Letter: U.N. panel reports climate change is worsening
A week ago, the U.N. Intergovernmental Panel on Climate Change published its Synthesis Report, a review of 30,000 climate-change studies as part of the panel’s Fifth Assessment Report.
There are few surprises, but the language employed is the clearest and sternest of the panel’s reports. According to the report, it is an “unequivocal” fact that the Earth is warming. Failure to reduce emissions could mean “severe, widespread and irreversible impacts” for people and our planet.
Report authors are stentorian in their admonishments. The first observation in the report states, “Human influence on the climate system is clear, and recent anthropogenic emissions of greenhouse gases are the highest in history.” If continued unabated, we can expect “substantial species extinction, global and regional food insecurity, consequential constraints on common human activities and limited potential for adaptation.”
Desperate times call for desperate measures.
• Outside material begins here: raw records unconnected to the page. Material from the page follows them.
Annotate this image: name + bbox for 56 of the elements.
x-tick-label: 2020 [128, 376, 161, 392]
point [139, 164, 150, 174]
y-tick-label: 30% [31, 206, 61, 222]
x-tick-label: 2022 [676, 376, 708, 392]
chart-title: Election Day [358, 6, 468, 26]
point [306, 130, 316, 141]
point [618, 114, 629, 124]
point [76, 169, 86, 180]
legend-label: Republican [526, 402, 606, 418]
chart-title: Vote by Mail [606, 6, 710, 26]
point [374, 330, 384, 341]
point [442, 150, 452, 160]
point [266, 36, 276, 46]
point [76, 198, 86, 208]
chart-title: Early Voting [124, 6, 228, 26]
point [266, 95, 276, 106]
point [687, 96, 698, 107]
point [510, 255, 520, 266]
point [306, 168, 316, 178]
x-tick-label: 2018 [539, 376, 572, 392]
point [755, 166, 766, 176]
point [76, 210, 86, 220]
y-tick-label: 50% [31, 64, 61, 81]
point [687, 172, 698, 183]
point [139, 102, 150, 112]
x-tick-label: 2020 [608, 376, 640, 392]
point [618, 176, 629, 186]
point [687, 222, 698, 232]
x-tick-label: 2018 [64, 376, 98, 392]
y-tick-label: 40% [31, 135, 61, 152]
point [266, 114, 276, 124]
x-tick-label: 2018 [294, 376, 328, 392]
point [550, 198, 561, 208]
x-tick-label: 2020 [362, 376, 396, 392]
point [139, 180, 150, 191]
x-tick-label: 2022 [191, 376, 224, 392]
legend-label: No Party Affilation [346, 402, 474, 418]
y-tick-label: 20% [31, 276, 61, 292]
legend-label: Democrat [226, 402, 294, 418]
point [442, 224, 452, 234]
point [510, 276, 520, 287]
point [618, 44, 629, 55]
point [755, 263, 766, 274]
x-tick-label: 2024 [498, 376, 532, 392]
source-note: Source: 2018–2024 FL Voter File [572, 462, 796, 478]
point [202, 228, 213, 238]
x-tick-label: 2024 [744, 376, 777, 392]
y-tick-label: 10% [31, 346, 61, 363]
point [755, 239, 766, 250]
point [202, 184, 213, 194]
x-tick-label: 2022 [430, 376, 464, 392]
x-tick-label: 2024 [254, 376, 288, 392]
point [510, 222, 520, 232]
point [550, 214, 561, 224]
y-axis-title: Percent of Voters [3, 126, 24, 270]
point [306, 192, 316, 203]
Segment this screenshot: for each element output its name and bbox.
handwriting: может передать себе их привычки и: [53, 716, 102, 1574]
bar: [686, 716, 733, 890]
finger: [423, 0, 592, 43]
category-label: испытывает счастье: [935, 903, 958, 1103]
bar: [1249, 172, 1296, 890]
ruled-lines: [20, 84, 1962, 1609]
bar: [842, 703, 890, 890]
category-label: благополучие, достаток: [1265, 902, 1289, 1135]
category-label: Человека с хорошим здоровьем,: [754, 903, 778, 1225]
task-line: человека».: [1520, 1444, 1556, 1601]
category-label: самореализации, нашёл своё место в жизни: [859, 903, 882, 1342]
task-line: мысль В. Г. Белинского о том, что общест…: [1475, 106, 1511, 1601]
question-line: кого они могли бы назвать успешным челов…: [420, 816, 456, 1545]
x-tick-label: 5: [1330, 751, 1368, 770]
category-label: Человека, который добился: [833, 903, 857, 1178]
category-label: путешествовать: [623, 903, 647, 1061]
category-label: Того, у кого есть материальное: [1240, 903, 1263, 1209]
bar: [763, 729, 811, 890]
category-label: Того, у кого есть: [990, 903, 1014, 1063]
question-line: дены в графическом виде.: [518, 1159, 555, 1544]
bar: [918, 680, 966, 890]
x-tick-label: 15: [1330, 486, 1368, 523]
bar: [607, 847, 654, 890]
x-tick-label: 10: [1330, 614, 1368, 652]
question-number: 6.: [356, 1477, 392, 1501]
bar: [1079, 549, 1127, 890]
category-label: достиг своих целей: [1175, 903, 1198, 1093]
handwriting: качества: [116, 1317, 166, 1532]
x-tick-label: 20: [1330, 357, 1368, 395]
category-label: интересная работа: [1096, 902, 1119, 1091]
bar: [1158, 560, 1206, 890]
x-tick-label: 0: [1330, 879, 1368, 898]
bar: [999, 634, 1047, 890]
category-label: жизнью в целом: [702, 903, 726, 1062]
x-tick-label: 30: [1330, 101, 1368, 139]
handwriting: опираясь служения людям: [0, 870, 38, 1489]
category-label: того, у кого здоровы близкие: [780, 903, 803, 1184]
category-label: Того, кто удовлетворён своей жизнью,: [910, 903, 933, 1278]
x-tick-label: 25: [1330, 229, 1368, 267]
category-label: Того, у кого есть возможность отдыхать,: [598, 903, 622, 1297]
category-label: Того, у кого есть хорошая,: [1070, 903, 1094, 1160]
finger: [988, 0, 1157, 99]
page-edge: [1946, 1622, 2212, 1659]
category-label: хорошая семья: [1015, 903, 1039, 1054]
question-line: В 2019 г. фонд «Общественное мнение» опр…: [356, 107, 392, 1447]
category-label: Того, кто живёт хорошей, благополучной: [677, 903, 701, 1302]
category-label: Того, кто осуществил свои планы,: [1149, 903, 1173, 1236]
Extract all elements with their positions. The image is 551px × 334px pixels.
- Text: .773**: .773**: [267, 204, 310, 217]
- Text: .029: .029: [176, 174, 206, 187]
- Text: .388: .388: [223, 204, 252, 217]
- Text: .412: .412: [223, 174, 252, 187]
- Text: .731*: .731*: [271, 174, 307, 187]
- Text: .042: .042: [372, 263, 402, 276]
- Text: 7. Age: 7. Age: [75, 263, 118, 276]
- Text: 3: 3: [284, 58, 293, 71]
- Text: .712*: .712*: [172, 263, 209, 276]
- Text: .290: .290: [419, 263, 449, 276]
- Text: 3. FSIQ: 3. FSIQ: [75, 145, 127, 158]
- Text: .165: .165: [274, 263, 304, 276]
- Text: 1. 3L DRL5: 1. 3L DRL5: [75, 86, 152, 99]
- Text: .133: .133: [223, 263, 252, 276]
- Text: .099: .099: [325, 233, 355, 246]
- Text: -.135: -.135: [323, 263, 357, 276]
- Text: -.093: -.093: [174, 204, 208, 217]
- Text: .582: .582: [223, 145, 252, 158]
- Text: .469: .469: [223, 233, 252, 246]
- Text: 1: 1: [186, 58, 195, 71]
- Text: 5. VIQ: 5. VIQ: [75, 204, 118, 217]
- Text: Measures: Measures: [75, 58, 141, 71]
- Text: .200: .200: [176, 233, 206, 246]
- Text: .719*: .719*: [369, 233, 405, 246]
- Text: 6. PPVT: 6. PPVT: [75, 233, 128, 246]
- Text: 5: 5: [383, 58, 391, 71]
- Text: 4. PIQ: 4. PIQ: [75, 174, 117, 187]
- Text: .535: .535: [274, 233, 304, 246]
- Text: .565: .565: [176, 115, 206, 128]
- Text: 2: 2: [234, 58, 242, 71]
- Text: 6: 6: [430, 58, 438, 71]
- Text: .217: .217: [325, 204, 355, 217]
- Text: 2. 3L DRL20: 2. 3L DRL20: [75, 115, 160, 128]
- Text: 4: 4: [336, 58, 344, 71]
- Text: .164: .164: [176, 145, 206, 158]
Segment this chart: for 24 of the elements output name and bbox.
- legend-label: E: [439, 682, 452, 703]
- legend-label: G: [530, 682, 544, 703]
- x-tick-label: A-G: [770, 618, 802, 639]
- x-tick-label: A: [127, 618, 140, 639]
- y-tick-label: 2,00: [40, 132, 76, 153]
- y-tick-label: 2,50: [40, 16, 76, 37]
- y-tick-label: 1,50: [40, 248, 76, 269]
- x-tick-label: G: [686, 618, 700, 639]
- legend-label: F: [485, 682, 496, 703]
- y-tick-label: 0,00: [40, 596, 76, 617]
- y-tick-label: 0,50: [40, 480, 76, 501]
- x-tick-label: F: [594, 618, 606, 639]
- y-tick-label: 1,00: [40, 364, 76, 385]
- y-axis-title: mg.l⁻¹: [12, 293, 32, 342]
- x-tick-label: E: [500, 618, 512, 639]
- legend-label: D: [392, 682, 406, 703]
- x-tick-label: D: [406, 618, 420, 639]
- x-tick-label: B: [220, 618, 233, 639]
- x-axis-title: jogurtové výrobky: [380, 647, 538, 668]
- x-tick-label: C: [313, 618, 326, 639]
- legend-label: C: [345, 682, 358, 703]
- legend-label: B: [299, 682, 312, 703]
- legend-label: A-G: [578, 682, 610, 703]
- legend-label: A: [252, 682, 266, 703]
The U.N. climate panel indicates that in order to avoid irreversible impacts, we need to maintain warming below 2 degrees Celsius. To do so, global anthropogenic greenhouse-gas emissions must be reduced 40 to 70 percent by 2050 (compared with 2010), and emissions levels must approach zero — or below — by 2100. Bottom line: We need to reduce greenhouse gases — by a lot, and fast.
Here in the Roaring Fork Valley, we are particularly vulnerable to a changing climate. Our valley’s economy is centered upon the tourism industry, propelled by our world-renowned ski slopes and outdoor activities. Our economy could be devastated by the predictions of reduced snowfall, increased drought and more frequent wildfires.
The report is frightening, and for some, this information can even be paralyzing. The good news is we have the solutions at our fingertips, and in this valley they are readily available.
Every day, the Community Office for Resource Efficiency helps valley residents reduce their energy consumption, thereby reducing greenhouse-gas emissions. Through Energy Smart Colorado, the Community Office for Resource Efficiency helps incentivize energy-efficiency improvements in the built environment, which currently comprises 40 percent of the United States’ total emissions. Energy Smart Colorado provides rebates for insulation, LED lights, efficient boilers, windows and more. The solar rebates are $3,000, and the city of Aspen Utilities Department and Holy Cross Energy have generous rebates that often match and even exceed the resource efficiency office’s incentives.
We are all a part of the problem. However, we also have the ability and arguably the unique responsibility to be part of the solution.
Don’t give up hope. Take action to reduce your impact by starting at home. As a byproduct, you will save money and likely improve the comfort of your home. The Community Office for Resource Efficiency and your utility providers are here to help you become more energy-efficient. Together, we can fight climate change. And for the sake of our valley, the economy, our planet and our future, we must.